Treatment Using Dietary Changes
Elimination of all potential food allergens followed by an oral
challenge of those foods, one by one, is considered by some to
be the most reliable test to identify food allergies. There are
some significant difficulties in administering these tests, however,
including compliance of the patient with the rigorous dietary regimen,
the delayed response to allergens, and the variability of response
between patients. Skin testing, which is often used to detect Type
I (IgE-mediated) allergies to airborne allergens, has proven unreliable
for detecting food allergies.
Naturopaths and allopaths often use dietary changes, which can
include elimination and rotation diets, as part of treatment plans.
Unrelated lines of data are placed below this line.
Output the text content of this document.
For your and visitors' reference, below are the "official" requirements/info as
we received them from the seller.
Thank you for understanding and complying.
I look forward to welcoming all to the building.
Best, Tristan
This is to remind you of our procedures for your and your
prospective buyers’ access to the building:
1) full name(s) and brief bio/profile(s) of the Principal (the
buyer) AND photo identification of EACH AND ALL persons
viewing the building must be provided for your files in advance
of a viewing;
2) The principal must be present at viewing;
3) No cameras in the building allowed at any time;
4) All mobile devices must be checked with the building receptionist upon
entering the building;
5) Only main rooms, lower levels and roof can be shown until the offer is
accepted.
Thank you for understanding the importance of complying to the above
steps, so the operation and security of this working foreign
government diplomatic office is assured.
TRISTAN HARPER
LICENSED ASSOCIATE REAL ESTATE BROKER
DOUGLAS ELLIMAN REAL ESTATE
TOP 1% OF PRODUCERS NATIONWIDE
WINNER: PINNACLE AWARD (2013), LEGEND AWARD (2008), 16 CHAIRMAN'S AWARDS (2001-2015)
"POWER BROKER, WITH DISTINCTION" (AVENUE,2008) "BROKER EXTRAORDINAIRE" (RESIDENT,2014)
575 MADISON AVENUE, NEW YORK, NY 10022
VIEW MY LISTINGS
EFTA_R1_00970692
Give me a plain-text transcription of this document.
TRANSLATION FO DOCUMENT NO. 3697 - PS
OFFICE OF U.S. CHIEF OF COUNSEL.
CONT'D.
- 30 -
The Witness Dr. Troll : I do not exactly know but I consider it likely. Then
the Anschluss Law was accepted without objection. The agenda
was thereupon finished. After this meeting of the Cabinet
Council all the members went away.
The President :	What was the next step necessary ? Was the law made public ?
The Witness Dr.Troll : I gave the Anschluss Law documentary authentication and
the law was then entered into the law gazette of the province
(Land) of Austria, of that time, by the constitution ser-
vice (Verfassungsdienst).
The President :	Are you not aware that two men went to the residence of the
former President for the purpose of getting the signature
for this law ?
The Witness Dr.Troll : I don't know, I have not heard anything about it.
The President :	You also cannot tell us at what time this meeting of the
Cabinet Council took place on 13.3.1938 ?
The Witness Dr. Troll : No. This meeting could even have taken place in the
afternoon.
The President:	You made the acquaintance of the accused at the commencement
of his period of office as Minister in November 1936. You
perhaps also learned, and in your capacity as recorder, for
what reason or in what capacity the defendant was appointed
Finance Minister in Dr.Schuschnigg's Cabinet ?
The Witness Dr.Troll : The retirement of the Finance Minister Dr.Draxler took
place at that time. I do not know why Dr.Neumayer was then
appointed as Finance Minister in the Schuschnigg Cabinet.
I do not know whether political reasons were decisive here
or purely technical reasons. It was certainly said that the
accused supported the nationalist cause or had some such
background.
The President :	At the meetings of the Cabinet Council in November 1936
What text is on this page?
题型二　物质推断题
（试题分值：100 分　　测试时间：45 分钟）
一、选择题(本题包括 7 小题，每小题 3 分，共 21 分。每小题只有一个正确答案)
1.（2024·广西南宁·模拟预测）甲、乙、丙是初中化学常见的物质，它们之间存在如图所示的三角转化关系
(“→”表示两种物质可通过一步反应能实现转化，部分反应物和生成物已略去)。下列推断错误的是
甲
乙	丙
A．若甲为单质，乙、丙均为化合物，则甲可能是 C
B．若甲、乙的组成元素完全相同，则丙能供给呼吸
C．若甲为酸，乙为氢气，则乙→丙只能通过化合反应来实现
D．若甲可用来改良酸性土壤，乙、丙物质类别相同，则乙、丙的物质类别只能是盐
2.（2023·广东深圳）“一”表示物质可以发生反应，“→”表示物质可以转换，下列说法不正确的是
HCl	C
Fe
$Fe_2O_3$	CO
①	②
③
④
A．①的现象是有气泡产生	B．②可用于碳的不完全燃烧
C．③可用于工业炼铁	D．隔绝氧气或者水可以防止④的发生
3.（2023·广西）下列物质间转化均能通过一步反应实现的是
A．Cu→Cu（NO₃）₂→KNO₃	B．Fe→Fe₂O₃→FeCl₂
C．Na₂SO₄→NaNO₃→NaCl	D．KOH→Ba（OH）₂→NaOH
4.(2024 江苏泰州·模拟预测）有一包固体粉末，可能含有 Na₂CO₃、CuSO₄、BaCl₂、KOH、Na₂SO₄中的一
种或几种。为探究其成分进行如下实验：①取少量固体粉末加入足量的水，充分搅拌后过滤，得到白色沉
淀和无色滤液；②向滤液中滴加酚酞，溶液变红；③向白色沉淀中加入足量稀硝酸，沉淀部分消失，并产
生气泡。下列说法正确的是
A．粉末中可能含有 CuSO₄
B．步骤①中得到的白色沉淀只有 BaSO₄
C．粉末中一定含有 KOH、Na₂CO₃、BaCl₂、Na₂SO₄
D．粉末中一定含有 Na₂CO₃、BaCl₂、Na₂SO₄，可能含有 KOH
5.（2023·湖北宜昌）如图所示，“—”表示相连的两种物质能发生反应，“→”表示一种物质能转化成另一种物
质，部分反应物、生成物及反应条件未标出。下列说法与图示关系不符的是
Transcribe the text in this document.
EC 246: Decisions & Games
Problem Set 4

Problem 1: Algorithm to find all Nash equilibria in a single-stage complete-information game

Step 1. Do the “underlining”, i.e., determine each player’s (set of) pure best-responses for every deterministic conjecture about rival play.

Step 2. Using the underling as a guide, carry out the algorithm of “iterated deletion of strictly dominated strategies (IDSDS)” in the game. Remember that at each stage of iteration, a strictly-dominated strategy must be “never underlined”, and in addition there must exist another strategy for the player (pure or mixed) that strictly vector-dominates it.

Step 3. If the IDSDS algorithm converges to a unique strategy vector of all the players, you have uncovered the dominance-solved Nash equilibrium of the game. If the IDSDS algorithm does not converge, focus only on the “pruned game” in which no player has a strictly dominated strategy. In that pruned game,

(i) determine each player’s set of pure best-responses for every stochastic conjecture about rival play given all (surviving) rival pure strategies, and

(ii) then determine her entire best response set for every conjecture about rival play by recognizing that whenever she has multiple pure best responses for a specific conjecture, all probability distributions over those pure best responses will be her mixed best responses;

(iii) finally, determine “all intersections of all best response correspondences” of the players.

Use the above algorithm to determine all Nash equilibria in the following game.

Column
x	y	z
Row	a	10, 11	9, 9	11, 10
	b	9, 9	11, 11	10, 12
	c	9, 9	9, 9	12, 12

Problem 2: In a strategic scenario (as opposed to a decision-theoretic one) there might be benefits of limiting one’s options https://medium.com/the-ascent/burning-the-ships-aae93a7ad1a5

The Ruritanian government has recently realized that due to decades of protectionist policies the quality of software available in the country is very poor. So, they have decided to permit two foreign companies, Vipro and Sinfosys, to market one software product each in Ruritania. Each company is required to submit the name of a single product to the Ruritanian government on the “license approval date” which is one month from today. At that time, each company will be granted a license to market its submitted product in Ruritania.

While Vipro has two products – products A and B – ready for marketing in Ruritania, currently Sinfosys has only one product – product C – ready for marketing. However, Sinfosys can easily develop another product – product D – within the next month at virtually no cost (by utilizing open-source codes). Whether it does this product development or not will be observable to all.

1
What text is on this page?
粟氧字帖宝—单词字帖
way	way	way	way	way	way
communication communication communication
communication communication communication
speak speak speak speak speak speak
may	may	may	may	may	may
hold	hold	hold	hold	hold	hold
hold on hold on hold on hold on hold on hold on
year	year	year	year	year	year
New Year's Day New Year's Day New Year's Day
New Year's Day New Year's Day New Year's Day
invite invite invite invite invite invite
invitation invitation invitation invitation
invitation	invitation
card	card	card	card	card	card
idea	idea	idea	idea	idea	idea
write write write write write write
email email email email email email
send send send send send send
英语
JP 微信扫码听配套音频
Because the diet in industrialized countries is so varied, it can
be a daunting task for a patient to go through an entire rotation,
especially if results are not seen early on in the treatment. The
identification of elevated levels of antibodies against certain
food groups may help practitioners and patients to find a starting
point at which to begin a rotation diet [30] .
In short, while rotation diets are a non-invasive, non-toxic
way to evaluate a patient’s reactivity against many foods, food
allergy testing, when performed and interpreted properly, can provide
significant insights into patient complaints and can assist practitioners
in determining treatment courses [31] [32] [33] [34] .
By identifying foods to avoid at all times (i.e. foods to which
significant quantities of IgE are present in the serum) and foods
whose avoidance may help to improve a patient’s condition. (i.e.
foods to which significant amounts of IgG are present), food allergy
testing can provide significant benefits to practitioners and patients.